6)      Hal yang disewakan tidak termkasuk suatu kewajiban bagi penyewa.
7)      Objek ijarah adalah sesuatu yang bisa disewakan.
8)      Upah/ sewa dalam transaksi ijarah harus jelas, tertentu, dan sesuatu yang bernilai harta.
Rukun-rukun ijarah menurut jumhur ulama adalah sebagai berikut :
1)      Orang yang berakal
2)      Sewa/ imbalan
3)      Manfaat
4)      Sigat atau ijab Kabul
     e. Berakhirnya Akad Ijarah
Karena ijarah bersifat mengikat, kecuali ada cacat atau barang tersebut tidak bisa dimanfaatkan, maka hal-hal yang dapat menyebabkan berakhirnya akad ijarah adalah sebagai berikut :
1)      Objek ijarah hilang atau musnah.
2)      Habisnya tanggang waktu yang disepakati dalam akad/ taransaksi ijarah.

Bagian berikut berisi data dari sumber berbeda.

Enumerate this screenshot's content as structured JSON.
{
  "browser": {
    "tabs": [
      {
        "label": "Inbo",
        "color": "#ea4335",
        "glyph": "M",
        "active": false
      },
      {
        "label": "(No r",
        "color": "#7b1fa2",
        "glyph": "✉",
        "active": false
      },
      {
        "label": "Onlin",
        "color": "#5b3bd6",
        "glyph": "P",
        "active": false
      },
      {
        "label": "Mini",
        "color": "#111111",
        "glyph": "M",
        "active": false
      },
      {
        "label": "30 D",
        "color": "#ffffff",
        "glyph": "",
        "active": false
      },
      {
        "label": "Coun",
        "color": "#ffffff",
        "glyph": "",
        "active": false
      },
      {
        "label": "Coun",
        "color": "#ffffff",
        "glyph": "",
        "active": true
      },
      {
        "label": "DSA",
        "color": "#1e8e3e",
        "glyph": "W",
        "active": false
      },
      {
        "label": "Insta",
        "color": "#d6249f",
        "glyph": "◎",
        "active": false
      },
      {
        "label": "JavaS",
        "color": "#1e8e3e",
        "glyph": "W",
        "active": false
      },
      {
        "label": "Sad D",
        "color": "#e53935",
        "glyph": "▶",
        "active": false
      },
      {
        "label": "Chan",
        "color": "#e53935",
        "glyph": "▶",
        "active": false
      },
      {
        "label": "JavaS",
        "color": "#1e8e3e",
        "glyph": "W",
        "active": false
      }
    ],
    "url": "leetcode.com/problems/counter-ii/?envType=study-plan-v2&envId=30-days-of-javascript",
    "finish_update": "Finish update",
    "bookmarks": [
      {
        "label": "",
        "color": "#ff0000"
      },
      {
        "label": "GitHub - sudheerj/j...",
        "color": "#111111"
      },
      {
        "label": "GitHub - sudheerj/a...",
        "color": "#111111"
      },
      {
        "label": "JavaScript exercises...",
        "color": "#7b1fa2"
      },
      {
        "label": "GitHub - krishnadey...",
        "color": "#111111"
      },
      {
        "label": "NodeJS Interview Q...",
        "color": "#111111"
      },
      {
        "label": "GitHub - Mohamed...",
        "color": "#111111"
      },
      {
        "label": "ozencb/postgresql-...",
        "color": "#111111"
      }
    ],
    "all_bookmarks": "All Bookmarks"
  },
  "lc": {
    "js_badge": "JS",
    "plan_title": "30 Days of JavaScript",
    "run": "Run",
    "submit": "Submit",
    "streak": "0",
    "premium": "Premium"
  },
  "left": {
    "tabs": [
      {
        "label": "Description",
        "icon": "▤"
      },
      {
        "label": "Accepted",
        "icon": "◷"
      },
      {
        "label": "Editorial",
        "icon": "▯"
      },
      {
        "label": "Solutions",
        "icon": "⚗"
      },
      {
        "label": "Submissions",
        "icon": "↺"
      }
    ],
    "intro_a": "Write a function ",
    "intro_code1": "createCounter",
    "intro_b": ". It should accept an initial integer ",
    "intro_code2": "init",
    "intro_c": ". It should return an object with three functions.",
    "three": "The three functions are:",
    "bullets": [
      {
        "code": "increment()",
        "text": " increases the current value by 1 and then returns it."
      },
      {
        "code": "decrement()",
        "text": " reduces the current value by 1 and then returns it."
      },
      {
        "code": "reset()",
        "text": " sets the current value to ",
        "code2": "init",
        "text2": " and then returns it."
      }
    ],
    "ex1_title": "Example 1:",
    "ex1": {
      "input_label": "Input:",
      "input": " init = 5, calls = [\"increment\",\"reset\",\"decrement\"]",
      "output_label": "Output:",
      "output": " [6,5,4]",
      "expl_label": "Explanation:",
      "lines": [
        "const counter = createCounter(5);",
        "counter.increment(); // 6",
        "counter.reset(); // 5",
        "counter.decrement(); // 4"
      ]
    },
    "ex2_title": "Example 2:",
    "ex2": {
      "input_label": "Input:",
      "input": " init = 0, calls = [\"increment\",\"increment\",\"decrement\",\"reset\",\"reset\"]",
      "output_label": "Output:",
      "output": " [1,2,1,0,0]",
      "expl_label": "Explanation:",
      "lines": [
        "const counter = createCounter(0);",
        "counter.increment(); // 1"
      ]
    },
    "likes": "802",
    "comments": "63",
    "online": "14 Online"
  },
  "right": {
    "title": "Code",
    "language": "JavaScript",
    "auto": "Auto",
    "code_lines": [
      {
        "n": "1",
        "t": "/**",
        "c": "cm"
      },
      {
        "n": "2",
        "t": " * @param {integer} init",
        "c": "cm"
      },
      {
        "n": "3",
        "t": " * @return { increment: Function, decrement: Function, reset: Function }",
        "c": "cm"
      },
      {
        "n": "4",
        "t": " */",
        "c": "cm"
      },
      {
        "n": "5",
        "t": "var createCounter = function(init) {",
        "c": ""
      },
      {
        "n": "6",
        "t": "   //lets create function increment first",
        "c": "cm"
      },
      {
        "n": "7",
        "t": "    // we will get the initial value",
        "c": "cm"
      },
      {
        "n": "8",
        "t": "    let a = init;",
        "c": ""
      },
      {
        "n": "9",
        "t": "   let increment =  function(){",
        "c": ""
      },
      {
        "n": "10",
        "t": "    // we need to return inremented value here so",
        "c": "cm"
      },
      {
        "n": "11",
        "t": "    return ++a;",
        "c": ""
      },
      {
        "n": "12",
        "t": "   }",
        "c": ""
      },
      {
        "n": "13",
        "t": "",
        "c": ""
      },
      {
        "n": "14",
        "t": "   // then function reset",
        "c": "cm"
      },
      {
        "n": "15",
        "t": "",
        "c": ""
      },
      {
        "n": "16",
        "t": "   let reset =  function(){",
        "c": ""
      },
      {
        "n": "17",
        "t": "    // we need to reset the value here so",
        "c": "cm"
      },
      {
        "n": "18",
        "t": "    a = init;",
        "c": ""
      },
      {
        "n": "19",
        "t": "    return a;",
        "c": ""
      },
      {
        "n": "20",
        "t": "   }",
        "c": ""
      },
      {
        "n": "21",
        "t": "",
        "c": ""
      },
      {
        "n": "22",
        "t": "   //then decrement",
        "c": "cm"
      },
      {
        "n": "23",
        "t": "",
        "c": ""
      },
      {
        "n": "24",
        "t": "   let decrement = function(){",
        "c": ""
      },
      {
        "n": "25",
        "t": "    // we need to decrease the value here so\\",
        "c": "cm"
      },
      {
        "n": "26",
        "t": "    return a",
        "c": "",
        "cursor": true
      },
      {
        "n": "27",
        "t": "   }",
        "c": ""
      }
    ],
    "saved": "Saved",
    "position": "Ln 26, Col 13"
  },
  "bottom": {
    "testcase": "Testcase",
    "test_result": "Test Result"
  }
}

D.    Kerjasama Ekonomi dalam Islam
     1. Syirkah
Syirkah berarti perseroan atau persekutuan, yaitu pearsekutan antara dua orang atau lebih yang bersepakat untuk bekerjasama dalam suatu usaha, yang keuntungan atau hasilnya untuk mereka bersama.
Termasuk syirkah yang sesuai dengan ketentuan syara’, apabila syirkah itu dilaksanakan dengan niat ikhlas karena Allah, sabar, tawakal, jujur, saling percayaantara sesama anggota syarikat, dan bersih dari unsur-unsur kecurangan atau penipuan.
Syirkah dapat dibagi menjadi dua macam, yaitu:
  1. Syarikat harta (syarikat ‘inan)
              Syarikat harta yaitu akad dari dua orang atau lebih untuk berkongsi pada harta yang ditentukan dengan maksud untuk memperoleh keuntungan. Adapun rukun dalam syarikat harta itu adalah :
1)      Sigat atau lafal akad (ucapan perjanjian)
2)      Angota-angota syarikat
3)      Pokok atau modal dan pekerjaan
Dalam kehidupan modern, bentuk daripada syarikat harta misalnya Firma, C.V (Commanditaire Venootschaf), P.T (Perseroan Terbatas).
  1. Syarikat kerja
              Syarikat kerja adalah gabungan dua orang atau lebih untuk bekerjasama dalam suatu jenis pekerjaan dengan ketentuan bahwa hasil dari pekerjaan dibagikan kepad seluruh anggota syarikat sesuai dengan perjanjian.
Manfaat syarikat kerja adal;ah sebagai berikut :
1)      Menjalin hubungan persaudaraan, khususnya sesama anggota syarikat.
2)      Memenuhi kebutuhan dan meningkatkan kesejahteran anggota syarikat.
3)      Menyelesaikan dengan baik pekerjaan-pekerjaan besar.
4)      Melahirkan kemajuan dalam bidang ilmu pengetahuan dan teknologi, dalam bidang ekonomi, dan kebudayaan, serta bidang keamanan dan pertahanan.